Yukon Energy files lawsuit for millions from feds
Yukon Energy believes the federal government owes Yukoners millions in compensation money, and has filed another suit to collect the money.
Yukon Energy believes the federal government owes Yukoners millions in compensation money, and has filed another suit to collect the money.
Corporation president David Morrison said Tuesday an oversight by the Department of Indian Affairs has cost taxpayers millions already, but has the potential to cost Yukoners millions upon millions more in years to come.
Yukon Energy, he said, learned in 1999 from the Department of Fisheries and Oceans it required a special authorization under the federal Fisheries Act to operate the Aishihik hydroelectric dam in southwestern Yukon.
Morrison said when Yukon Energy bought the electrical grid in 1987 from the federal government, Ottawa said all necessary permits and licences were in order.
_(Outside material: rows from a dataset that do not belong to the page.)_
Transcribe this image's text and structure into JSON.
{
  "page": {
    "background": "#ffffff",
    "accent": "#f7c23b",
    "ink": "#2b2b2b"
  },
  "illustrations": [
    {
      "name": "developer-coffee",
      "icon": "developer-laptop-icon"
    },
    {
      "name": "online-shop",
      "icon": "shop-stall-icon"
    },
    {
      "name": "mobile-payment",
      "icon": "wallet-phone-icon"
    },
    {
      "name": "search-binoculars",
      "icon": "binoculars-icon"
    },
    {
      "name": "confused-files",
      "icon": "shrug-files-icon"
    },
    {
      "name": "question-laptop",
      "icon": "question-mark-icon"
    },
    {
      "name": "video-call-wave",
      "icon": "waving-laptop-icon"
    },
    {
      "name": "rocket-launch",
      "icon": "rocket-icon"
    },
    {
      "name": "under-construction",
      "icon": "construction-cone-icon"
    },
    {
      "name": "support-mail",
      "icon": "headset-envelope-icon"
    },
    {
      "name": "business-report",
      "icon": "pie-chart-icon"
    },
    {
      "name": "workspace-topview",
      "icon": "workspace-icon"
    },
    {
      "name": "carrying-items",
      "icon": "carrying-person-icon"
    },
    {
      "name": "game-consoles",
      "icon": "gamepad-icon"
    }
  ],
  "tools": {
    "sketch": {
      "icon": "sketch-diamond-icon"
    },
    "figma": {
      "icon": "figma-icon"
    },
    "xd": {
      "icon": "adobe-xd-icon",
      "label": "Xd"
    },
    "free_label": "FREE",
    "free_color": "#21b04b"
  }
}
Furthermore, said the corporation president, the federal government promised to compensate Yukon Energy for any oversight, he said.
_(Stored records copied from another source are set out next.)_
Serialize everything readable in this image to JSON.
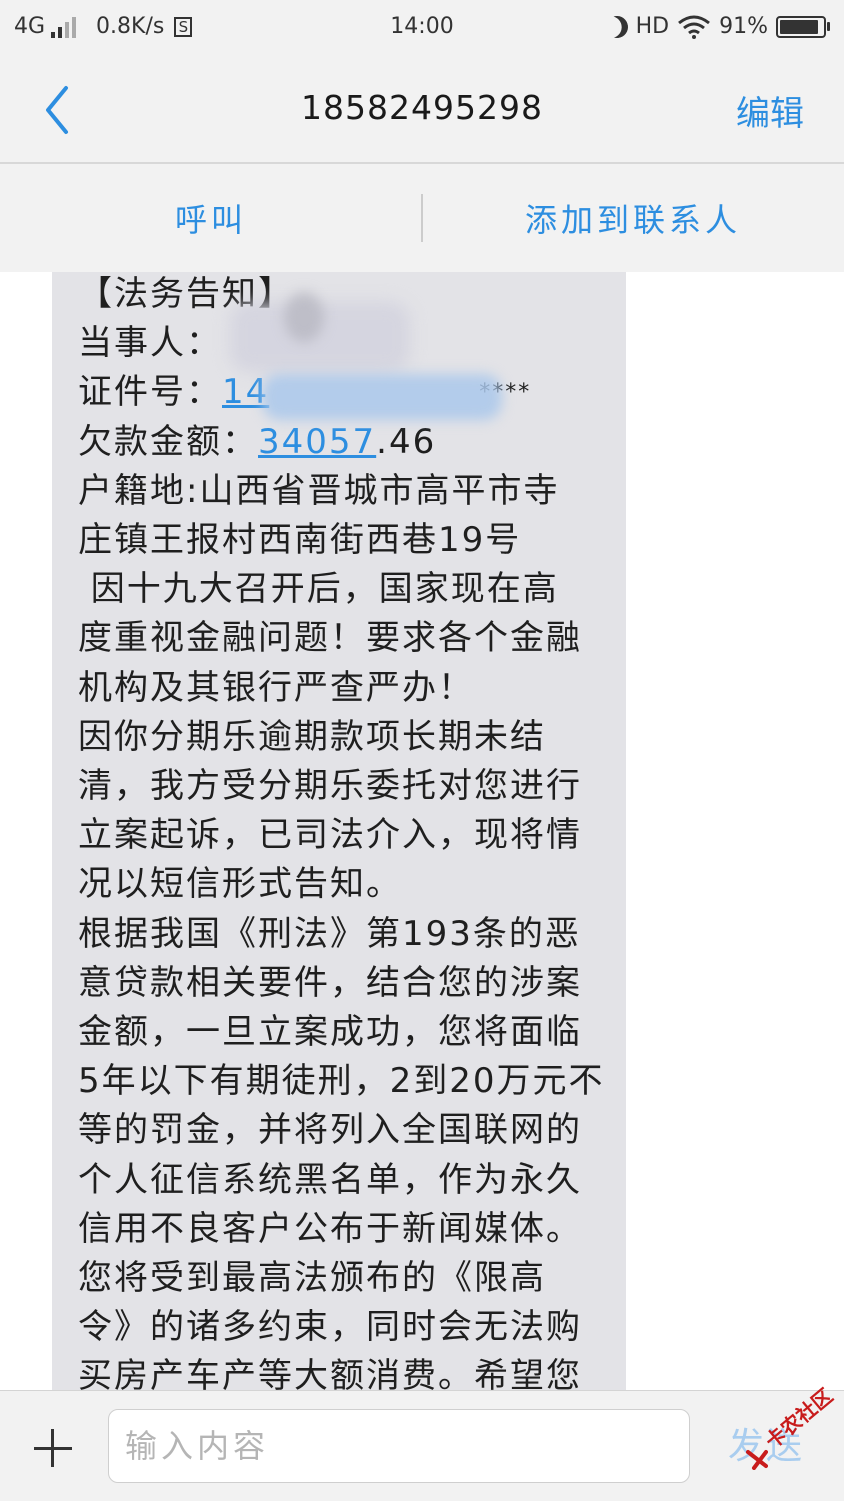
{
  "status_bar": {
    "network": "4G",
    "speed": "0.8K/s",
    "s_icon": "S",
    "time": "14:00",
    "hd": "HD",
    "battery": "91%",
    "battery_level": 0.91
  },
  "nav": {
    "title": "18582495298",
    "edit_label": "编辑"
  },
  "actions": {
    "call_label": "呼叫",
    "add_contact_label": "添加到联系人"
  },
  "message": {
    "line_01": "【法务告知】",
    "line_02_prefix": "当事人：",
    "line_03_prefix": "证件号：",
    "line_03_link": "14",
    "line_03_suffix": "****",
    "line_04_prefix": "欠款金额：",
    "line_04_link": "34057",
    "line_04_suffix": ".46",
    "line_05": "户籍地:山西省晋城市高平市寺",
    "line_06": "庄镇王报村西南街西巷19号",
    "line_07": " 因十九大召开后，国家现在高",
    "line_08": "度重视金融问题！要求各个金融",
    "line_09": "机构及其银行严查严办！",
    "line_10": "因你分期乐逾期款项长期未结",
    "line_11": "清，我方受分期乐委托对您进行",
    "line_12": "立案起诉，已司法介入，现将情",
    "line_13": "况以短信形式告知。",
    "line_14": "根据我国《刑法》第193条的恶",
    "line_15": "意贷款相关要件，结合您的涉案",
    "line_16": "金额，一旦立案成功，您将面临",
    "line_17": "5年以下有期徒刑，2到20万元不",
    "line_18": "等的罚金，并将列入全国联网的",
    "line_19": "个人征信系统黑名单，作为永久",
    "line_20": "信用不良客户公布于新闻媒体。",
    "line_21": "您将受到最高法颁布的《限高",
    "line_22": "令》的诸多约束，同时会无法购",
    "line_23": "买房产车产等大额消费。希望您"
  },
  "input_bar": {
    "placeholder": "输入内容",
    "send_label": "发送"
  },
  "watermark": {
    "text": "卡农社区"
  },
  "colors": {
    "accent": "#2d8ee0",
    "bubble": "#e3e3e7",
    "background": "#f2f2f2"
  },
  "icons": [
    "back-arrow-icon",
    "plus-icon",
    "wifi-icon",
    "moon-icon",
    "battery-icon",
    "signal-icon"
  ]
}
Morrison said it cost millions of dollars to secure the Fisheries Act authorization as part of the Aishihik relicensing process that ended in 2002, a sum he says Ottawa now owes Yukoners.
More significantly, he emphasized, is the reduction in how much water the corporation can draw down from the lake to produce hydroelectric energy.
The new 17-year licence raises the minimum lake level the corporation can operate at by more than half a metre.
But it has also placed down a longer-term operating goal at a metre over the minimum established in the 25-year licence issued in 1977, when the facility opened.
'Two feet of storage is $4 million,' Morrison said of the significance the reduction in minimum lake levels could mean. 'This is huge.'
With less water to work with, ratepayers will bear the higher cost of burning diesel to make up for shortfalls if energy needs reach a point where the corporation could have used the lower limits licenced in 1977, and transferred in 1987.
'We are responsible for managing this asset and I think it is incumbent upon us to try and recover some of the ratepayers' money.'
Had the federal government secured the necessary authorization under the Fisheries Act in the initial licence, Yukon Energy would not have to address the authorization issue in the relicensing process, Morrison maintained. As a result, he said, there would not have been any loss in the lower limits.
The suit is against the Department of Indian Affairs and Northern Development, as the now-defunct Northern Canada Power Commission (NCPC) falls under the responsibility of that department.
Morrison said Yukon Energy was forced to file a suit to protect its interests, as time was running out under the statute of limitations, and with federal officials declining to negotiate a solution.
'We are not walking away from this,' Morrison said. 'I mean, this is $4 million a year.'
The corporation president did concede that very rarely did Yukon Energy draw the lake down to the lower limits under the old licence. Technically speaking, however, Yukoners bought an asset that included that flexibility but no longer has it because of the federal oversight, he continued.
He said he was working with the NCPC at the time of the transfer. He was not aware the Aishihik facility needed an authorization under the Fisheries Act, and he doesn't think anybody in the organization knew of the requirement.
The obligation to make the Fisheries Act requirement public knowledge, Morrison suspects, was probably the responsibility of the Department of Fisheries and Oceans.
But that does not absolve DIAND from its assurance that all paperwork was in order at the time of purchase in 1987, nor from its promise to make good for any shortfalls if it wasn't, he said.
He said relicensing the Aishihik dam complex cost Yukon Energy about $6.5 million. While not all of it was to secure the required Fisheries Act authorization, he added, a good portion of it was.
Yukon Energy filed a separate suit against Ottawa last summer for more than $1 million, claiming that was the amount the corporation paid in compensation to lake users, and that it was entitled to a reimbursement from the federal government.
There also remains an outstanding claim by the Champagne and Aishihik First Nations for compensation.
Scientific data show that when lake levels reached historic lows in the early 1980s, a huge hole was punched into the lake's whitefish stocks.
Figures in the tens of millions of dollars have been cited as the amount the Champagne and Aishihik First Nations are seeking.